As part of that operation, CAL is trying to dispose of its Dash-8 fleet. The ATRs were acquired to replace the Dash-8s.

“Caribbean Airlines has experienced some reliability issues with the new ATR aircraft. It must be remembered, however, that these airplanes are state-of-the-art, and CAL is only the fourth airline in the world and the first in the region to operate these aircraft and such teething problems are not really unexpected. ATR engineers are on the ground at Piarco to assist,” said Moonan.

He said the airline did not hope to raise money from the disposal but rather was seeking to reduce costs.

“To operate two separate fleets means pilot training and two sets of inventories. It’s a major initiative to reduce costs,” he said.

He noted the airline was also in the process of reviewing its routes.
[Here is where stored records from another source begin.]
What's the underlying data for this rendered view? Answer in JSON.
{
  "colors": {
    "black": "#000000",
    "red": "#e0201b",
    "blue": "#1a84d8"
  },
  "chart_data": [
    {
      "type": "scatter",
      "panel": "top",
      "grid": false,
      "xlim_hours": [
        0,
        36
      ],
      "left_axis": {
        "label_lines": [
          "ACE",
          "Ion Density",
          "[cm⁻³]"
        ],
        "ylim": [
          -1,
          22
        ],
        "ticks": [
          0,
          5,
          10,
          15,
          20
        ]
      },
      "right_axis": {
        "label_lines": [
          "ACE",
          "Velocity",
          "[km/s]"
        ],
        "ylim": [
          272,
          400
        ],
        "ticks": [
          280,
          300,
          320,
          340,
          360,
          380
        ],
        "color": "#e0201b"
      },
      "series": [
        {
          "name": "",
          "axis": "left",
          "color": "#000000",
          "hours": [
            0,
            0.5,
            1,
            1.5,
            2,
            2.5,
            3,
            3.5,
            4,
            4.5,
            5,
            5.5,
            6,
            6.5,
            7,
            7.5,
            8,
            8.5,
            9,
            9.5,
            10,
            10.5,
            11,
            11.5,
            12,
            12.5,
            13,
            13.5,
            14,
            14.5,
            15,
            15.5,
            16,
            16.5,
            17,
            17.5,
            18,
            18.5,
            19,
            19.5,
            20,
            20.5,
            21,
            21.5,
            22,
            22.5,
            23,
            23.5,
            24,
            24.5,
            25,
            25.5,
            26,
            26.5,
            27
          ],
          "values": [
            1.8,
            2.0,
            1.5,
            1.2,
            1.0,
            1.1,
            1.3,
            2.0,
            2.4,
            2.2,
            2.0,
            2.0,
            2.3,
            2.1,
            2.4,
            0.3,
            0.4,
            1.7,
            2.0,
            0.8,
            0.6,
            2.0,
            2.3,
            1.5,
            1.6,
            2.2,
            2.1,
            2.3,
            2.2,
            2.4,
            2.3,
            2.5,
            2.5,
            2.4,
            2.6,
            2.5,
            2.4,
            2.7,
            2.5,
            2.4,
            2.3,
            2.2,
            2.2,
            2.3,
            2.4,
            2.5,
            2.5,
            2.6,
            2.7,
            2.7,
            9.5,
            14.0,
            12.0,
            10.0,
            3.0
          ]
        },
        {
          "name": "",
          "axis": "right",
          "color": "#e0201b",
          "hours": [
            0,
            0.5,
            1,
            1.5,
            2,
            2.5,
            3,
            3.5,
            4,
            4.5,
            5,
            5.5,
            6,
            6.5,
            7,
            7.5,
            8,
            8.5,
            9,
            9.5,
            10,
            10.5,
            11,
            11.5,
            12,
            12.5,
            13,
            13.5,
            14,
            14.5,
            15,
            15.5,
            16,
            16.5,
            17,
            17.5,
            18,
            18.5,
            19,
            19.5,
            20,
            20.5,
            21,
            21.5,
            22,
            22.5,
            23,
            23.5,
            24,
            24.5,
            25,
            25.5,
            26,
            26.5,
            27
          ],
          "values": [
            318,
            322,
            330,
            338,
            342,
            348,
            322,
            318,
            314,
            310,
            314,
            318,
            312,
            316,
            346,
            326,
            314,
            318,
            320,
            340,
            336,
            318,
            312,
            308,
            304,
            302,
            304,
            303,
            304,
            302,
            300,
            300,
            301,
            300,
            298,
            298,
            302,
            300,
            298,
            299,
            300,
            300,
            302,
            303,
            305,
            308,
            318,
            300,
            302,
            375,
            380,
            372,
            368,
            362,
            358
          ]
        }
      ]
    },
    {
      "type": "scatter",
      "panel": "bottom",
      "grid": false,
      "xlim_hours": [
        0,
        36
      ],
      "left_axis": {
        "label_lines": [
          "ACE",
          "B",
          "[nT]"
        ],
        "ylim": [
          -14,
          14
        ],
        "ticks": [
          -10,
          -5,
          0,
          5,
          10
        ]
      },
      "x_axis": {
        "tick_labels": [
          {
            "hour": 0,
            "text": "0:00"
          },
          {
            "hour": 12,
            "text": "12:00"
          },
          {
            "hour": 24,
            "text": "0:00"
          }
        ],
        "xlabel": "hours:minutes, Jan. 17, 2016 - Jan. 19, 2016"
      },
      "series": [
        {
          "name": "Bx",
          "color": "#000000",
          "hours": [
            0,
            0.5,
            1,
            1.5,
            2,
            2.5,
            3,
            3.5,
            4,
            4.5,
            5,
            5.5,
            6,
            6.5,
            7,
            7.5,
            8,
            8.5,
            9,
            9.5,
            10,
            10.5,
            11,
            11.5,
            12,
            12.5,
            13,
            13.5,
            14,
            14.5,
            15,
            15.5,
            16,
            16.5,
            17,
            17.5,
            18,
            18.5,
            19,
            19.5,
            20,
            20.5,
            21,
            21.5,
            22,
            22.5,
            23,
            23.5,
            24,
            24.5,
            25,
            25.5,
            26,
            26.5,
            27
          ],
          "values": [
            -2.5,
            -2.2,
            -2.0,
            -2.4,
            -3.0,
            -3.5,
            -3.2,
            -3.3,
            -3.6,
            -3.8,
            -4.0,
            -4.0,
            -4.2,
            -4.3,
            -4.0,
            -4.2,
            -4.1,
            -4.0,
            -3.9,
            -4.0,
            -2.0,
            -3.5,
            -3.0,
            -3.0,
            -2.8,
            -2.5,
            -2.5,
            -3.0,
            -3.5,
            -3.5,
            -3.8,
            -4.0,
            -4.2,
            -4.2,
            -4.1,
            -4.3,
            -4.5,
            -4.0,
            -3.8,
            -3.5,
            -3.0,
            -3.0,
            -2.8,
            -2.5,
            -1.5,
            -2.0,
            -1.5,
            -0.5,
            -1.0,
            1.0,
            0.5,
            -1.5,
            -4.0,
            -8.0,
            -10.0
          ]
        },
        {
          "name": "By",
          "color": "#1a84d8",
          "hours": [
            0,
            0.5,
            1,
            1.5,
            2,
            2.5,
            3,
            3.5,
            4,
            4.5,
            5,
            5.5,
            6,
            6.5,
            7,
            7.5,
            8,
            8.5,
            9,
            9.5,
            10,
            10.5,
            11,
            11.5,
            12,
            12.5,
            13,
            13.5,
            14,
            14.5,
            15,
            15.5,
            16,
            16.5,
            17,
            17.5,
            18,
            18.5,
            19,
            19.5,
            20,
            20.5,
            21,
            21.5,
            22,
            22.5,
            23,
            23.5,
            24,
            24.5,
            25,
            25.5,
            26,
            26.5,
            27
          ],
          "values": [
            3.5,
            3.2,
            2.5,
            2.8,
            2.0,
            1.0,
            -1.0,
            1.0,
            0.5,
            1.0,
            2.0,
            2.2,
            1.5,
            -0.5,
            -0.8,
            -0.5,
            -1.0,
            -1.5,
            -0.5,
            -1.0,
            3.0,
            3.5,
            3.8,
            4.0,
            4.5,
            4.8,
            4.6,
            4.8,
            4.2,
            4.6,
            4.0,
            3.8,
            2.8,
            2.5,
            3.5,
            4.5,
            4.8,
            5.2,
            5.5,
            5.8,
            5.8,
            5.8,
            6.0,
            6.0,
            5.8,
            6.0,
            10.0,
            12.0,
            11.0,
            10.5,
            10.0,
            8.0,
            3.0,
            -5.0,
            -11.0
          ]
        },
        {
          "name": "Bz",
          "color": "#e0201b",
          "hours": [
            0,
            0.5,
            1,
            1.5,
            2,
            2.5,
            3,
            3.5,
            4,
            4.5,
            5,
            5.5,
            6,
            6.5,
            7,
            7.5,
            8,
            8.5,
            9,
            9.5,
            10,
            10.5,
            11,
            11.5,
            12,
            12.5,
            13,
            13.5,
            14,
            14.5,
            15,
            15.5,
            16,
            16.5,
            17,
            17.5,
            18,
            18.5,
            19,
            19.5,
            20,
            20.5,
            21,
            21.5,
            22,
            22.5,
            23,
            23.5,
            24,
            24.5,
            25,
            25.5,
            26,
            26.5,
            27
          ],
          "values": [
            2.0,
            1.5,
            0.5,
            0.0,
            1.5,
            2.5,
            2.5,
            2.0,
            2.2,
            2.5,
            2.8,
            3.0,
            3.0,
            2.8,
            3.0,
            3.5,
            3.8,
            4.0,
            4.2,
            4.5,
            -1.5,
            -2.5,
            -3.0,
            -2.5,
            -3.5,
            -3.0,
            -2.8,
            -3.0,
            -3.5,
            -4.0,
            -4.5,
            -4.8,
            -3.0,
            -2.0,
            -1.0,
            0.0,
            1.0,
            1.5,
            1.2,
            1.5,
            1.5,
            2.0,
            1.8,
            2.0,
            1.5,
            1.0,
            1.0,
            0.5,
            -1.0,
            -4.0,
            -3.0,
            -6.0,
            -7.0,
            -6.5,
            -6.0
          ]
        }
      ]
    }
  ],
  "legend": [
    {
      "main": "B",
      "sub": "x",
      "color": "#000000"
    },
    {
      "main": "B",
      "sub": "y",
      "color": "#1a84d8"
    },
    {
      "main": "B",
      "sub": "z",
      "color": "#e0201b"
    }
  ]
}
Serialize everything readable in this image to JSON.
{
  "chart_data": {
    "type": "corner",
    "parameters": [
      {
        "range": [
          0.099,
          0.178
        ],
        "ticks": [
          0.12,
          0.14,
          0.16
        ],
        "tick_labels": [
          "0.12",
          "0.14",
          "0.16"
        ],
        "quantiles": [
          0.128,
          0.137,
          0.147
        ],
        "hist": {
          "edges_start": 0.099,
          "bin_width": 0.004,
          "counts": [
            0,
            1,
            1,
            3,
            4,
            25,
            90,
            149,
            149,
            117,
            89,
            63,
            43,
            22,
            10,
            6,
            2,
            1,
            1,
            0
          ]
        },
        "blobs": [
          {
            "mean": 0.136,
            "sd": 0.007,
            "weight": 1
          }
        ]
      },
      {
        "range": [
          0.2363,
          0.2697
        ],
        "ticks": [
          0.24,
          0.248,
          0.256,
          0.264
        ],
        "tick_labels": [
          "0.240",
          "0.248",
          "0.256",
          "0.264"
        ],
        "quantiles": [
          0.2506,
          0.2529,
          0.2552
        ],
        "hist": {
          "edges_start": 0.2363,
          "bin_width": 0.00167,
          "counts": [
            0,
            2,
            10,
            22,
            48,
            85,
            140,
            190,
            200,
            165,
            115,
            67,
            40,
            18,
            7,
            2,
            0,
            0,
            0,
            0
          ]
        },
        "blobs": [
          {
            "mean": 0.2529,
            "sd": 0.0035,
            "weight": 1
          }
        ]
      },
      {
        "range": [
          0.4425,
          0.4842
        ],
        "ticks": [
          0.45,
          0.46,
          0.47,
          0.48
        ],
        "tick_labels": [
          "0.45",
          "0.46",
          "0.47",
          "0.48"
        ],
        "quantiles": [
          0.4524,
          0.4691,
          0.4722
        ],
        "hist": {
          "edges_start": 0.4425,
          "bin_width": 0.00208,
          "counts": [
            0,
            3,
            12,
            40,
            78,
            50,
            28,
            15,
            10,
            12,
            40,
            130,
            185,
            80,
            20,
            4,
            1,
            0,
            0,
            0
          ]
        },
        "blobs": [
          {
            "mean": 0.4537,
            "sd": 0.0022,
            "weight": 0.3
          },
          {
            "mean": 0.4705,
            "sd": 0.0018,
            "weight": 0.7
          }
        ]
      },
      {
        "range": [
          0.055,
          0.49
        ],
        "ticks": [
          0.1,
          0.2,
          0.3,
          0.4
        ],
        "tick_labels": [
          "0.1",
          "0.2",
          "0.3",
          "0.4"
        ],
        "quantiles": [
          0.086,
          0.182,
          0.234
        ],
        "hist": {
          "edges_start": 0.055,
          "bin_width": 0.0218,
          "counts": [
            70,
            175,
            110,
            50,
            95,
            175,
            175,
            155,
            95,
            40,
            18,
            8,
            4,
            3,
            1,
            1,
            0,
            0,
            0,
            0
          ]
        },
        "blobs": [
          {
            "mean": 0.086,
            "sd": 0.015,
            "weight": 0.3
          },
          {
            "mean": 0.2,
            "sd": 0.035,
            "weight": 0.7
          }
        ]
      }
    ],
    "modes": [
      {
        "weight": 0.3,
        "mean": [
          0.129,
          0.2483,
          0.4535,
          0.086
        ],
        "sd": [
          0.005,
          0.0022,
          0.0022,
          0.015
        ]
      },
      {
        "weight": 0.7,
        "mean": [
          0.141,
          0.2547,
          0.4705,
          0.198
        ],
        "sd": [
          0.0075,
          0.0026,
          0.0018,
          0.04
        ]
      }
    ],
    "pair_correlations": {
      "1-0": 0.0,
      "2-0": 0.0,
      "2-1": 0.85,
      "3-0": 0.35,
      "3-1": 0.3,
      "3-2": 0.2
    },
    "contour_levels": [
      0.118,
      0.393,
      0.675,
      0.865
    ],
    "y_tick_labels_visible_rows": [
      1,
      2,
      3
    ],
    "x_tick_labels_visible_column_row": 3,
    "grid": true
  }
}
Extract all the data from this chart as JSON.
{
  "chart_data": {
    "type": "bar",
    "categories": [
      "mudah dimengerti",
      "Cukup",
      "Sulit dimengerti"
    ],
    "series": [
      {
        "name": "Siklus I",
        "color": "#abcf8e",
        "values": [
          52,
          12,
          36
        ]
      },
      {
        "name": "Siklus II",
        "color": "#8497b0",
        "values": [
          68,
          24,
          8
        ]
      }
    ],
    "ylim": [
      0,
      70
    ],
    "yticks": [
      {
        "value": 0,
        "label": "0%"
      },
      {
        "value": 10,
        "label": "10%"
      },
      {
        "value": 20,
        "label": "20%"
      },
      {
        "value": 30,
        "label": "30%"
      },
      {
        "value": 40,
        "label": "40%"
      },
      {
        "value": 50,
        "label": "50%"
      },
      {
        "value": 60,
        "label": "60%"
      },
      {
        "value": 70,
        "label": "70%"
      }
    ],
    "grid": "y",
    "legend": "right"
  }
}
The airline has already dropped one route, from Montego Bay to Philadelphia, USA.

“We will look to consolidate flights and run more during the peak periods and less during the off periods,” he said.

“Caribbean Airlines is constantly seeking innovative ways to become more cost-effective in its operations as it moves to become a profitable entity, and that transcends every facet of the operation, from ticket sales to aircraft maintenance.

“A few months ago, executive management presented to the board a number of initiatives aimed at reducing overall costs and included strategies to deal with its direct and indirect competition, revenue generation and plans for greater yield on all its routes,” he said.

Moonan insisted the airline will one day turn a profit.

“The airline will be profitable, but it is almost impossible at this stage to forecast a specific time frame in which such welcome results will be achieved. The signs are there for a better 2013,” he said.

Two weeks ago, CAL was given national carrier status to Guyana.

Moonan said this will further open up more opportunities for the airline as CAL can relocate some of its maintenance staff.